Utility infielder (and NFCA Player of the Year last season) Jocelyn Alo, who became the all-time home run leader when she smashed her 96th career homer on March 11, will be trying to close out her Sooners’ career with another national championship. The Sooners, who return almost their entire team, also have returning NFCA Freshman of the Year Tiare Jennings, who was second in the NCAA in home runs and led the nation in doubles.

If I were a betting person, that’s where my money would go.

I’m not sure who will be favored to win it all when the CWS begins June 16 in Omaha, Neb., but Tennessee has got to be the front-runner. If you’re looking for a dark horse, however, I’ve got one for you.

When Coastal Carolina won the national championship in 2016, it was the first time that a team won the title in its first CWS appearance since Minnesota in 1956. It was also the first national title for the Big South Conference. The Chanticleers joined the Sun Belt Conference shortly thereafter. Florida was the favorite going into the tournament that year.

While the Division I conference tournaments haven’t even gotten under way, I’ll give you an early long shot for this year’s CWS – Eastern Kentucky.

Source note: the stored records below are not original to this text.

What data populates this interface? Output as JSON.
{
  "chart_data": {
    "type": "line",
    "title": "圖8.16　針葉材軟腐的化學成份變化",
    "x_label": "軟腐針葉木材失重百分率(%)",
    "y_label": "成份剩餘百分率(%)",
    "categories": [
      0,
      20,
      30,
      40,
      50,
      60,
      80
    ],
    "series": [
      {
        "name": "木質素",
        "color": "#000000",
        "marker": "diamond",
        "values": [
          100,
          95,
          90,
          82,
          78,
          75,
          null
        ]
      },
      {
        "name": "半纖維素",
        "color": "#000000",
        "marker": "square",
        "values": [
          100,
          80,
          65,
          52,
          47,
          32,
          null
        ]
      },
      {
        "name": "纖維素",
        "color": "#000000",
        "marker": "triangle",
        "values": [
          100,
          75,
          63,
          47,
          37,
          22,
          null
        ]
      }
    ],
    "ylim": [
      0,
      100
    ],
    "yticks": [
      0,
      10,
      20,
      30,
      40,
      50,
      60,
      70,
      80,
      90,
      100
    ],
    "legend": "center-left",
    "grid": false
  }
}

The Colonels are currently leading the West Division of the Atlantic Sun Conference. Like the 2016 Chanticleers, the Colonels would be making their first-ever appearance in the national tournament.

If EKU makes it to the A-Sun Tournament (May 24-28), ends up winning the title, and makes it through the June 3-6 regional AND the Super Regional (June 10-13), the next stop would be Omaha. With closer Will Brian leading the nation in saves and left-fielder Kendal Ewell at No. 8 in the nation in batting average, the Colonels are primed for a Cinderella run.

Could the Colonels be the next Chanticleers? You can bet on it.